Примечательно, что рейтинг спредов по кредитным рискам в 2010 году фактически совпадал с рейтингом уровня расходов на оплату труда, так как считалось, что высокие расходы на зарплату и рост цен делают евро-юг менее конкурентоспособным, а значит, более подверженным кредитным рискам. Более того, отмечает экономист, северные товары и услуги по более привлекательным ценам с лихвой покрывали потребность в импорте на юге вплоть до первого квартала 2011 года. А с момента введения евро (с 1 января 1999 года) северянам пришлось взвалить на себя субсидирование потребления южных соседей.

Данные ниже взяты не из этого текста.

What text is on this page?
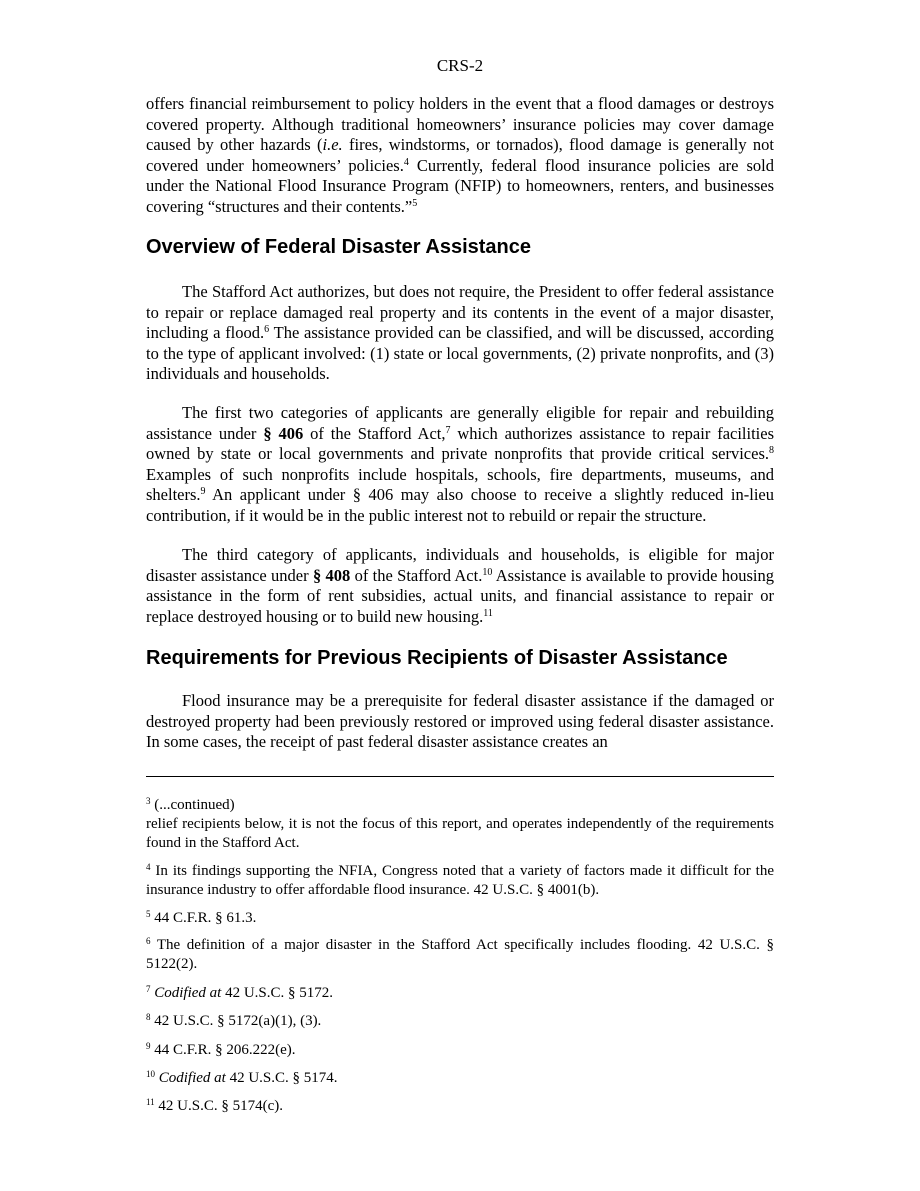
CRS-2

offers financial reimbursement to policy holders in the event that a flood damages or destroys covered property. Although traditional homeowners’ insurance policies may cover damage caused by other hazards (i.e. fires, windstorms, or tornados), flood damage is generally not covered under homeowners’ policies.$^4$ Currently, federal flood insurance policies are sold under the National Flood Insurance Program (NFIP) to homeowners, renters, and businesses covering “structures and their contents.”$^5$

Overview of Federal Disaster Assistance

The Stafford Act authorizes, but does not require, the President to offer federal assistance to repair or replace damaged real property and its contents in the event of a major disaster, including a flood.$^6$ The assistance provided can be classified, and will be discussed, according to the type of applicant involved: (1) state or local governments, (2) private nonprofits, and (3) individuals and households.

The first two categories of applicants are generally eligible for repair and rebuilding assistance under § 406 of the Stafford Act,$^7$ which authorizes assistance to repair facilities owned by state or local governments and private nonprofits that provide critical services.$^8$ Examples of such nonprofits include hospitals, schools, fire departments, museums, and shelters.$^9$ An applicant under § 406 may also choose to receive a slightly reduced in-lieu contribution, if it would be in the public interest not to rebuild or repair the structure.

The third category of applicants, individuals and households, is eligible for major disaster assistance under § 408 of the Stafford Act.$^{10}$ Assistance is available to provide housing assistance in the form of rent subsidies, actual units, and financial assistance to repair or replace destroyed housing or to build new housing.$^{11}$

Requirements for Previous Recipients of Disaster Assistance

Flood insurance may be a prerequisite for federal disaster assistance if the damaged or destroyed property had been previously restored or improved using federal disaster assistance. In some cases, the receipt of past federal disaster assistance creates an

$^3$ (...continued)

relief recipients below, it is not the focus of this report, and operates independently of the requirements found in the Stafford Act.

$^4$ In its findings supporting the NFIA, Congress noted that a variety of factors made it difficult for the insurance industry to offer affordable flood insurance. 42 U.S.C. § 4001(b).

$^5$ 44 C.F.R. § 61.3.

$^6$ The definition of a major disaster in the Stafford Act specifically includes flooding. 42 U.S.C. § 5122(2).

$^7$ Codified at 42 U.S.C. § 5172.

$^8$ 42 U.S.C. § 5172(a)(1), (3).

$^9$ 44 C.F.R. § 206.222(e).

$^{10}$ Codified at 42 U.S.C. § 5174.

$^{11}$ 42 U.S.C. § 5174(c).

«Я отчетливо помню, как в самые первые годы создания зоны евро на рынках бытовало мнение, что греки ведут себя так же, как немцы. Однако очевидно, что, сделав выбор в пользу евро, южные страны не так сильно изменили свое поведение, которое хронически вело к обесцениванию национальных курсов валют по сравнению с немецкой маркой», — замечает г-н Гринспен. С 1990 по 1998 год расходы на зарплату и рост цен на юге увеличивались быстрее, чем на севере, однако и после введения евро они продолжали увеличиваться почти так же быстро. Ситуация изменилась только после кризиса 2008 года, когда наметились признаки стабилизации цен в обоих регионах.
После введения в 1999 году евро южанам, которые еще не присоединились к валютному союзу, стало проще поддерживать финансовую стабильность благодаря займам, ставшим доступнее за счет высокой оценки кредитоспособности северян. До 1999 года займы в национальных валютах для юга были дороже, чем для севера.

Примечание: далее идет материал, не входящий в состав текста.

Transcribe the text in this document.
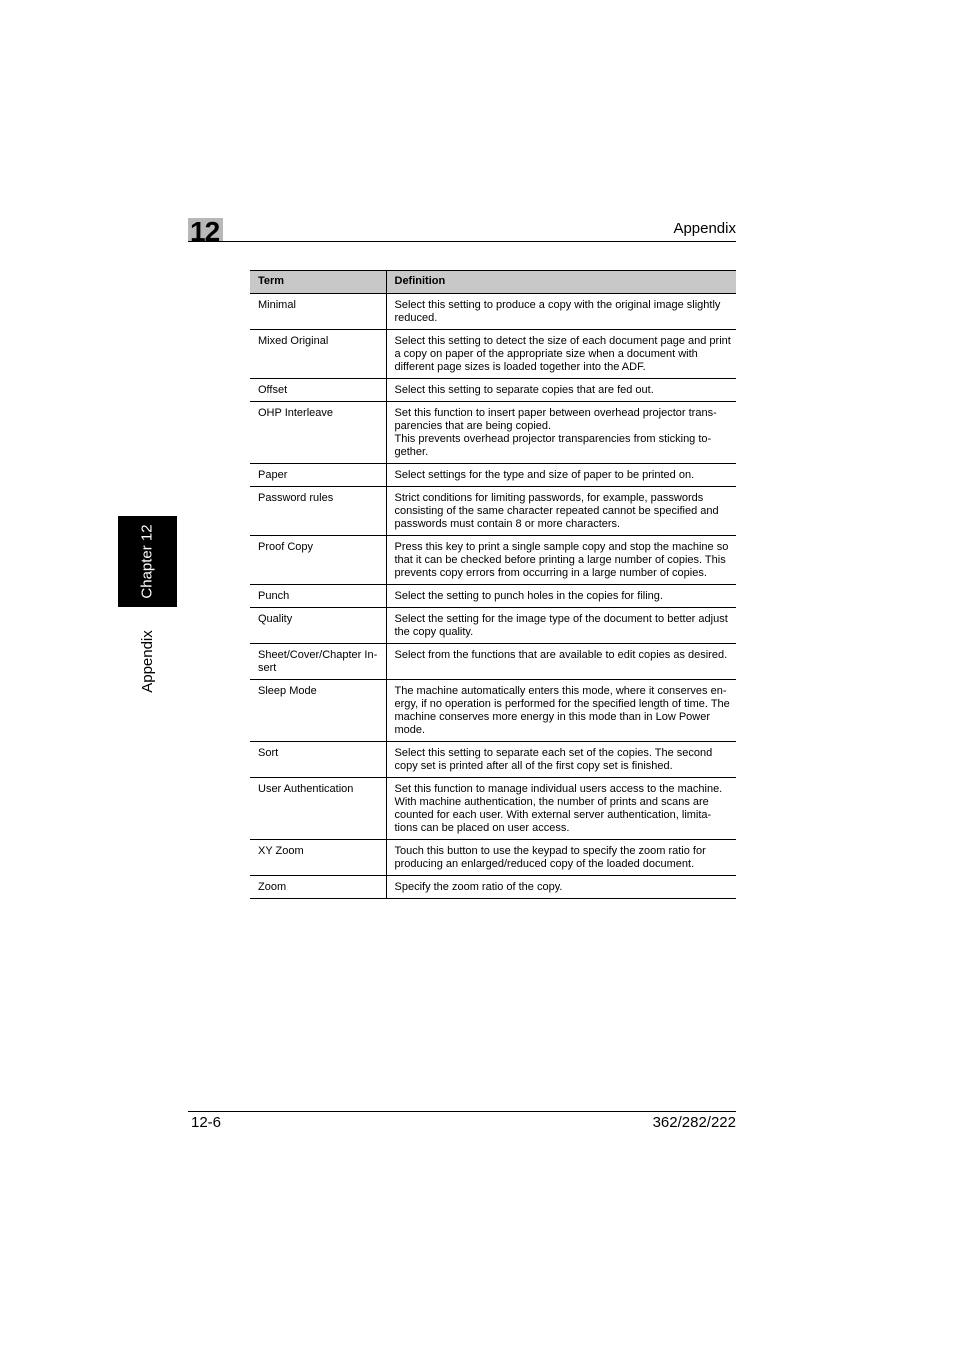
12	Appendix
Chapter 12
Appendix
Term	Definition
Minimal	Select this setting to produce a copy with the original image slightly reduced.
Mixed Original	Select this setting to detect the size of each document page and print a copy on paper of the appropriate size when a document with different page sizes is loaded together into the ADF.
Offset	Select this setting to separate copies that are fed out.
OHP Interleave	Set this function to insert paper between overhead projector trans-parencies that are being copied.
This prevents overhead projector transparencies from sticking to-gether.
Paper	Select settings for the type and size of paper to be printed on.
Password rules	Strict conditions for limiting passwords, for example, passwords consisting of the same character repeated cannot be specified and passwords must contain 8 or more characters.
Proof Copy	Press this key to print a single sample copy and stop the machine so that it can be checked before printing a large number of copies. This prevents copy errors from occurring in a large number of copies.
Punch	Select the setting to punch holes in the copies for filing.
Quality	Select the setting for the image type of the document to better adjust the copy quality.
Sheet/Cover/Chapter In-sert	Select from the functions that are available to edit copies as desired.
Sleep Mode	The machine automatically enters this mode, where it conserves en-ergy, if no operation is performed for the specified length of time. The machine conserves more energy in this mode than in Low Power mode.
Sort	Select this setting to separate each set of the copies. The second copy set is printed after all of the first copy set is finished.
User Authentication	Set this function to manage individual users access to the machine. With machine authentication, the number of prints and scans are counted for each user. With external server authentication, limita-tions can be placed on user access.
XY Zoom	Touch this button to use the keypad to specify the zoom ratio for producing an enlarged/reduced copy of the loaded document.
Zoom	Specify the zoom ratio of the copy.
12-6	362/282/222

Принятие евро имело и негативные последствия. Деноминированные в драхмах 10-летние бонды упали более чем на 450 б.п. по отношению к немецким бумагам, в результате чего Греции пришлось присоединиться к зоне евро уже в 2001 году. Примечательно, что за три года до формирования валютного союза доходность по деноминированным в эскудо португальским бондам снизилась на 374 б.п., а по итальянским в лирах рухнула на 500 б.п., что, несомненно, усилило желание этих стран обезопасить себя за счет вступления в новый союз. Переход на единую валюту практически никак не отразился на бондах Франции, Австрии, Нидерландов, Финляндии и Бельгии.
«Евро-север исторически отличался высокими темпами накопления и низкой инфляцией, а также предпочтением долгосрочных инвестиций немедленному росту потребительских расходов», — пишет экономист. Этот тренд был нехарактерен для южан, у которых в 1995—1998 годах потребление ежегодно росло на 1,26%, а затем, вплоть до 2007 года, и вовсе ускорилось до 1,63%.
Теперь югу приходится судорожно учиться жесткой экономии, примеряя на себя северную модель поведения, считает г-н Гринспен. «Чтобы евро осталось жизнеспособной валютой, страны-члены должны действовать ответственно в соответствии с Маастрихтским договором. Пока же не ясно, как (южная) культура со столь ярко выраженным менталитетом сможет измениться», — пишет он. Но превращение беспечного южанина в осторожного и благоразумного северянина — единственный выход из долгового кризиса.